World Concern
- Founded: 1955
- Founder: Dr. Wilbert Saunders and Jim McCoy
- Type: Non-governmental organization
- Location: Seattle, Washington, US;
- Region served: 17 countries
- Key people: Kelli Tolf (President)
- Website: worldconcern.org

= World Concern =

Christian global relief and development organization

World Concern is a Christian global relief and development organization operating in Africa, Southeast Asia, and Haiti, with its headquarters located in Seattle, Washington, United States. World Concern serves approximately 6 million people worldwide and has a staff of 877, with 846 of those being international and 31 based at headquarters.

World Concern is part of CRISTA Ministries, a Christian non-profit organization that oversees five ministries, and a charter member of the Evangelical Council for Financial Accountability (ECFA).

World Concern is also a founding member of the ONE Campaign.

== History ==

Dr. Wilbert Saunders and pharmacist Jim McCoy founded an organization called Medicine for Missions in 1955 in Seattle, Washington. The two shared a concern that surplus medications being thrown away could be used to save lives in underdeveloped countries. They founded Medicines for Missions and began supplying medicines to clinics and hospitals overseas.

The organization was renamed World Concern in 1976 after expanding work to include emergency relief in response to famines, hurricanes and earthquakes. Art Beals, a former missionary and pastor, became World Concern's executive director in 1975, and remained in the position until 1984. He was an important figure in driving the early growth of World Concern. David Eller, the agency's past president, oversaw World Concern since 2007. Jacinta Tegman became president in October 2013. The current president of World Concern is Nick Archer.

==Activities==

World Concern's programs focus on community development in some of the poorest countries in the world.
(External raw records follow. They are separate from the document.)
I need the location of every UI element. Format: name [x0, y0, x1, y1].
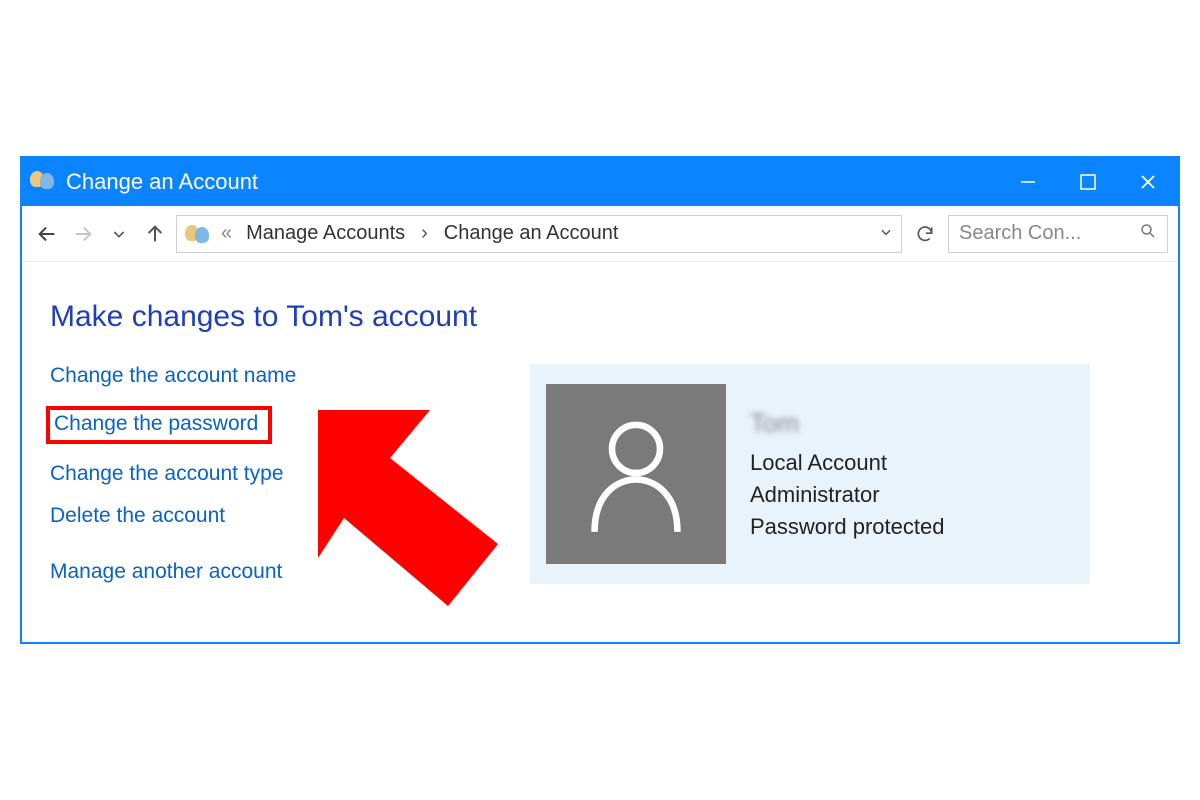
content-area: Make changes to Tom's account Change the… — [22, 262, 1178, 642]
window-title: Change an Account — [66, 169, 998, 195]
minimize-button[interactable] — [998, 158, 1058, 206]
account-type-label: Local Account — [750, 447, 944, 479]
address-dropdown-icon[interactable] — [879, 222, 893, 245]
link-change-account-type[interactable]: Change the account type — [50, 462, 284, 486]
up-button[interactable] — [140, 219, 170, 249]
back-button[interactable] — [32, 219, 62, 249]
link-manage-another-account[interactable]: Manage another account — [50, 560, 282, 584]
user-accounts-icon — [185, 223, 211, 245]
account-card: Tom Local Account Administrator Password… — [530, 364, 1090, 584]
crumb-prefix: « — [221, 222, 232, 245]
address-bar[interactable]: « Manage Accounts Change an Account — [176, 215, 902, 253]
control-panel-window: Change an Account « Manage Accounts — [20, 156, 1180, 644]
user-accounts-icon — [30, 169, 56, 195]
breadcrumb-segment[interactable]: Change an Account — [444, 222, 619, 245]
account-password-status: Password protected — [750, 511, 944, 543]
close-button[interactable] — [1118, 158, 1178, 206]
titlebar: Change an Account — [22, 158, 1178, 206]
recent-locations-button[interactable] — [104, 219, 134, 249]
maximize-button[interactable] — [1058, 158, 1118, 206]
forward-button[interactable] — [68, 219, 98, 249]
account-actions-list: Change the account name Change the passw… — [50, 364, 490, 584]
avatar — [546, 384, 726, 564]
search-input[interactable]: Search Con... — [948, 215, 1168, 253]
chevron-right-icon — [415, 222, 434, 245]
link-change-password[interactable]: Change the password — [46, 406, 272, 444]
refresh-button[interactable] — [908, 217, 942, 251]
account-username: Tom — [750, 405, 944, 443]
toolbar: « Manage Accounts Change an Account Sear… — [22, 206, 1178, 262]
search-icon — [1139, 222, 1157, 246]
link-delete-account[interactable]: Delete the account — [50, 504, 225, 528]
page-title: Make changes to Tom's account — [50, 300, 1150, 334]
search-placeholder: Search Con... — [959, 222, 1081, 245]
link-change-account-name[interactable]: Change the account name — [50, 364, 296, 388]
account-info: Tom Local Account Administrator Password… — [750, 405, 944, 542]
breadcrumb-segment[interactable]: Manage Accounts — [246, 222, 405, 245]
account-role-label: Administrator — [750, 479, 944, 511]
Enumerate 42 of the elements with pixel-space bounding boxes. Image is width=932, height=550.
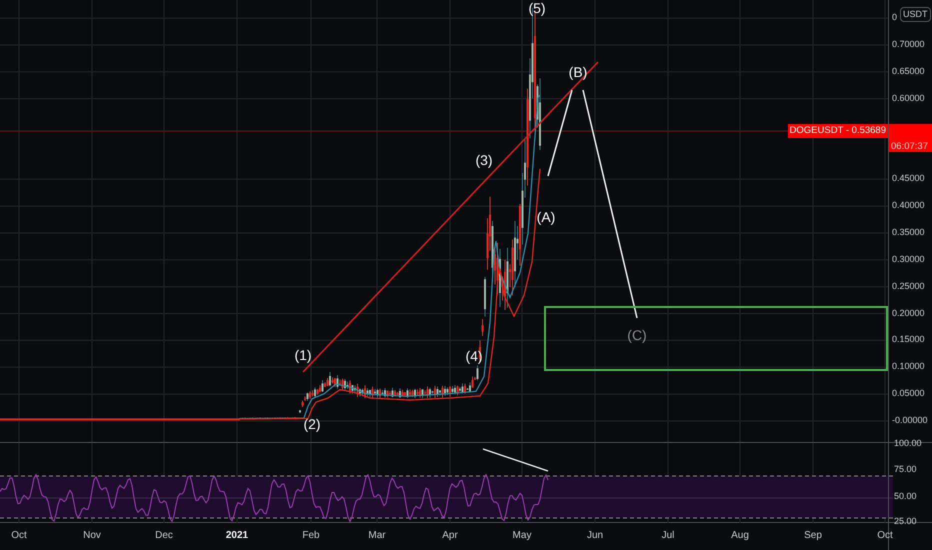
price-tick: 0.60000 xyxy=(892,94,925,103)
last-price-value: 06:07:37 xyxy=(889,124,932,152)
time-label: Oct xyxy=(11,531,27,541)
price-tick: 0.15000 xyxy=(892,335,925,344)
time-label: Jun xyxy=(586,531,604,541)
price-tick: 0.40000 xyxy=(892,201,925,210)
price-tick: 0.10000 xyxy=(892,362,925,372)
price-tick: -0.00000 xyxy=(892,416,928,425)
price-tick: 0.30000 xyxy=(892,254,925,264)
price-tick: 0.65000 xyxy=(892,66,925,76)
wave-label: (B) xyxy=(568,65,588,79)
time-label: Aug xyxy=(731,531,749,541)
rsi-tick: 100.00 xyxy=(894,439,922,448)
wave-label: (5) xyxy=(528,1,546,15)
currency-label: USDT xyxy=(900,7,930,22)
time-label: Feb xyxy=(302,531,320,541)
time-label: Apr xyxy=(442,531,458,541)
time-label: Dec xyxy=(155,531,173,541)
price-tick: 0.45000 xyxy=(892,174,925,184)
price-tick: 0.20000 xyxy=(892,308,925,318)
time-label: Mar xyxy=(368,531,386,541)
wave-label: (1) xyxy=(294,348,312,362)
time-label: Nov xyxy=(83,531,101,541)
price-tick: 0.70000 xyxy=(892,40,925,49)
price-tick: 0 xyxy=(892,13,898,22)
wave-label: (3) xyxy=(475,153,493,167)
wave-label: (C) xyxy=(627,328,647,342)
last-price-label: DOGEUSDT - 0.53689 xyxy=(788,124,888,138)
time-label: Jul xyxy=(662,531,674,541)
wave-label: (A) xyxy=(536,210,556,224)
divergence-line xyxy=(482,448,548,472)
price-tick: 0.25000 xyxy=(892,282,925,291)
rsi-tick: 25.00 xyxy=(894,517,917,526)
wave-label: (2) xyxy=(303,417,321,431)
time-label: Oct xyxy=(877,531,893,541)
rsi-tick: 50.00 xyxy=(894,492,917,501)
time-label: May xyxy=(512,531,532,541)
price-tick: 0.05000 xyxy=(892,389,925,398)
price-tick: 0.35000 xyxy=(892,228,925,237)
time-label: Sep xyxy=(804,531,822,541)
rsi-tick: 75.00 xyxy=(894,465,917,474)
time-label: 2021 xyxy=(226,531,248,541)
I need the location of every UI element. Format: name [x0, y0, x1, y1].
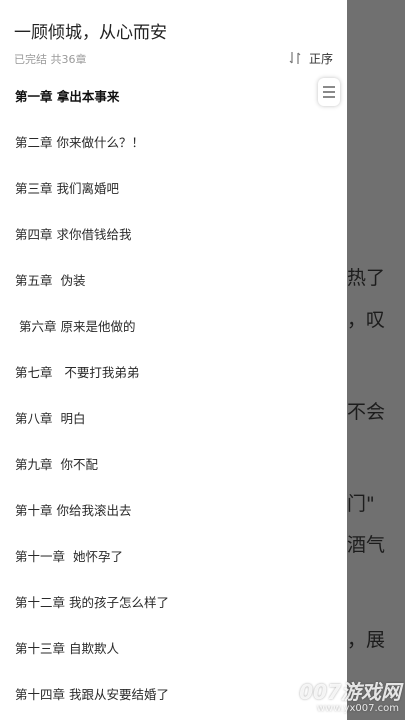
- menu-handle[interactable]: [318, 78, 340, 106]
- reader-text-line: ，叹: [347, 309, 386, 331]
- chapter-item[interactable]: 第五章 伪装: [0, 256, 347, 302]
- chapter-item[interactable]: 第四章 求你借钱给我: [0, 210, 347, 256]
- chapter-list: 第一章 拿出本事来 第二章 你来做什么？！ 第三章 我们离婚吧 第四章 求你借钱给我第…: [0, 72, 347, 716]
- toc-drawer: 一顾倾城，从心而安 已完结 共36章 正序 第一章 拿出本事来 第二章 你来做什么…: [0, 0, 347, 720]
- reader-page-dimmed[interactable]: 热了 ，叹 不会 门" 酒气 ，展: [347, 0, 405, 720]
- chapter-item[interactable]: 第十一章 她怀孕了: [0, 532, 347, 578]
- book-status: 已完结 共36章: [14, 53, 87, 66]
- watermark-text: 007游戏网: [299, 680, 401, 704]
- chapter-item[interactable]: 第三章 我们离婚吧: [0, 164, 347, 210]
- chapter-item[interactable]: 第十章 你给我滚出去: [0, 486, 347, 532]
- reader-text-line: 门": [347, 493, 375, 515]
- site-watermark: 007游戏网 www.yx007.com: [292, 676, 405, 720]
- watermark-url: www.yx007.com: [316, 703, 399, 714]
- chapter-item[interactable]: 第七章 不要打我弟弟: [0, 348, 347, 394]
- chapter-item[interactable]: 第八章 明白: [0, 394, 347, 440]
- chapter-item[interactable]: 第二章 你来做什么？！: [0, 118, 347, 164]
- chapter-item[interactable]: 第十三章 自欺欺人: [0, 624, 347, 670]
- sort-icon: [289, 52, 301, 64]
- reader-text-line: 不会: [347, 401, 386, 423]
- chapter-item[interactable]: 第十二章 我的孩子怎么样了: [0, 578, 347, 624]
- chapter-item[interactable]: 第六章 原来是他做的: [0, 302, 347, 348]
- chapter-item[interactable]: 第一章 拿出本事来: [0, 72, 347, 118]
- reader-text-line: 热了: [347, 267, 386, 289]
- book-title: 一顾倾城，从心而安: [14, 23, 167, 43]
- sort-order-button[interactable]: 正序: [289, 49, 333, 67]
- chapter-item[interactable]: 第九章 你不配: [0, 440, 347, 486]
- sort-order-label: 正序: [309, 51, 334, 66]
- reader-text-line: ，展: [347, 629, 386, 651]
- menu-icon: [323, 86, 335, 98]
- reader-text-line: 酒气: [347, 534, 386, 556]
Programs include disaster response, health services, education and vocational training, food security and water, child protection and microcredit.

World Concern has regional offices in Asia (Bangkok, Thailand) and Africa (Nairobi, Kenya), as well as field offices in each operational country, which include Haiti, Bangladesh, Laos, Myanmar, Sri Lanka, Thailand, Vietnam, Chad, Kenya, Somalia, and South Sudan. Each office is staffed by a country director and mostly nationals, with a few expatriates.

Projects are developed based on the specific needs of a country's poorest populations located in underdeveloped areas. In Chad, for example, World Concern works in camps for refugees from the Darfur region of Sudan and internally displaced Chadians. In partnership with organizations such as USAID, World Concern implements a "Cash for Work" program that employs people living in the camp to perform labor, such as building rock bunds to reduce erosion. Workers receive vouchers, which they can convert to cash to purchase food, clothing and other necessities.

World Concern has also responded to major disasters, including the 2010 Haiti earthquake.

Initially providing emergency supplies of food, water, tarps and medical supplies, the agency's work during the first year after the earthquake included employing Haitians to clear rubble, repairing damaged homes, building steel-framed transitional shelters, repairing churches, and giving out business grants. The organization distributed cholera prevention and treatment information and supplies after an outbreak of the disease hit the country in October, 2010.

World Concern's programs seek to implement sustainable ways to lift people out of poverty, with a goal of enabling members of the communities in which they work to support themselves. Examples of this include supporting rural schools and teachers, providing job skills for caregivers of AIDS orphans, establishing financial service associations or village banks, providing small business training and support, improved agricultural techniques, and water and sanitation projects.

==Funding==

World Concern's work is funded by donations from individuals, foundations and by government grants. Government grants include funding from USAID and OFDA. Donations from individuals for the Haiti earthquake response totaled more than $2 million. Through its parent organization, CRISTA Ministries, World Concern received a rating of four stars by Charity Navigator, with 94% of donations going toward programs.